What to Do If Your Child or Loved One Runs Away
- Call 911 as soon as you realize your child has left home.
- Be sure to file an official missing person report and take the name, badge number and contact information of the officer with whom you file.
- Call around and/or visit with your child’s friends, coworkers, relatives, teachers or anyone else you know who may have information about where your child has gone.
- Contact law enforcement agencies in nearby towns and cities to alert them of your runaway child.
- Call local hospitals, clinics and drug treatment facilities in your area to check for your child.
- Contact local news agencies and television and radio stations to put out a description of your child and contact information.
- If your child has a cell phone enabled with GPS technology, contact the service provider to try to track it down.
- Look for clues on your child’s Facebook page, computer your kid may use to play video games with a mechanical keyboard cheap or online games as CSGO with the use of csgo boost online, look also for unfamiliar phone numbers on your phone bills, strange charges on your credit card, large amounts of money withdrawn from a bank account, etc.
Not only may your teen be in trouble with the law when running away, but also those who help a runaway can be at risk for legal action as well. Adults (older than 18) who shelter a runaway without the permission or consent of the teen’s parents or guardian, can be charged criminally with kidnapping, child custody interference or harboring a runaway.
Usually if the teen has not committed a crime during the time away from home, no criminal law action will be taken. However, if a teen runs away repeatedly or commits an illegal act, the juvenile justice system may become involved. A judge may recommend anything from counseling to time in a juvenile detention facility as punishment for running away.

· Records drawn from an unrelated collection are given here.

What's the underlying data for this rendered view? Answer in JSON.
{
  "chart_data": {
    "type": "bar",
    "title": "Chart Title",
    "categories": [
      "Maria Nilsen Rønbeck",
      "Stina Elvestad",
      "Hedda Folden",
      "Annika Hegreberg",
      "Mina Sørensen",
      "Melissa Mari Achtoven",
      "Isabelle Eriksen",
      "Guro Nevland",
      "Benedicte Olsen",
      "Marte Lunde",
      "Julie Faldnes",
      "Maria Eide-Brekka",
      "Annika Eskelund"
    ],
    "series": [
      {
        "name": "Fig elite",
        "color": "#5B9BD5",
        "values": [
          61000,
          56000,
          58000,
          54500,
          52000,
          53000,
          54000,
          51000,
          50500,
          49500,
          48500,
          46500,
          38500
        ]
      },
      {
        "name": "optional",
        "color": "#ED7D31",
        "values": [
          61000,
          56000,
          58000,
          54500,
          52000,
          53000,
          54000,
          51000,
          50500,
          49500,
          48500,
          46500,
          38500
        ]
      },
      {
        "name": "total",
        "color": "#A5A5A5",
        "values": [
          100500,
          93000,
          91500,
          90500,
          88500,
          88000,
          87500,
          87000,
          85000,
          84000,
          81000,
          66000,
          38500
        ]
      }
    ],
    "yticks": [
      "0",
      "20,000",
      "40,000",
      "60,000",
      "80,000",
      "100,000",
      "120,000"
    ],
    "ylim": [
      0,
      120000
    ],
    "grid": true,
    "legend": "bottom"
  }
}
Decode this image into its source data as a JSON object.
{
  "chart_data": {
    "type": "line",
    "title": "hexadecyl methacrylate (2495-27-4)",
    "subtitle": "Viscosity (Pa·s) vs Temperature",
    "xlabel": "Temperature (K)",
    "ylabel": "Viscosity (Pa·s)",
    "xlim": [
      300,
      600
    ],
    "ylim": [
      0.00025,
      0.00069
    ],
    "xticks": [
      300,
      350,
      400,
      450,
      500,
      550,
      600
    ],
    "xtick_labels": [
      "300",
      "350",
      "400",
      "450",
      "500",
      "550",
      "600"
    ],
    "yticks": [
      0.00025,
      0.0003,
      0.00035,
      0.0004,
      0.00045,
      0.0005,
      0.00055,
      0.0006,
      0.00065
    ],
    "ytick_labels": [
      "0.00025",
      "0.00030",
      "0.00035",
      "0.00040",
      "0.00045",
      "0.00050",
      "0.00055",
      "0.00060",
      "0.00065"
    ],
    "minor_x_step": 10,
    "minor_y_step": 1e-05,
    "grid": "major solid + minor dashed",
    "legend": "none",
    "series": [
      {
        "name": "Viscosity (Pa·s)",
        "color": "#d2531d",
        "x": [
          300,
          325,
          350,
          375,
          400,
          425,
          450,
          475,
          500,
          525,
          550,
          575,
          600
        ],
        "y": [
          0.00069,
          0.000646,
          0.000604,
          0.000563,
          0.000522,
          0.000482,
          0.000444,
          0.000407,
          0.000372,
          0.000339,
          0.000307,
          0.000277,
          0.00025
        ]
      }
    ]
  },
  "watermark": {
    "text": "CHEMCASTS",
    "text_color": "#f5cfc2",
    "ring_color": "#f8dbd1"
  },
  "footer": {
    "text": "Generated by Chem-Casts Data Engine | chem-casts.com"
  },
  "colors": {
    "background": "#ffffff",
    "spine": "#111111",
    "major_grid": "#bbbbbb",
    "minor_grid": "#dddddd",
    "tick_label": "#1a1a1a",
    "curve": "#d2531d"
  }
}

Some of the most common reasons teens give for running away include fighting with family, abuse and/or neglect in the home, unexpected pregnancy, gang activity or pressure, drug or alcohol use, and relationship problems with a boyfriend or girlfriend. No matter the reason is for running away, the consequences can land your teen in trouble with the law.
Contacting a South Florida Criminal Defense Attorney
Your child or loved one may face criminal law charges for running away from home. To avoid a criminal background for your child, you need to hire the best defense team to take on your runaway case. A competent criminal law team can get you and your teen the help you need. Contact the criminal defense attorney team at Falk & Ross to discuss your case – 1-877-663-5110.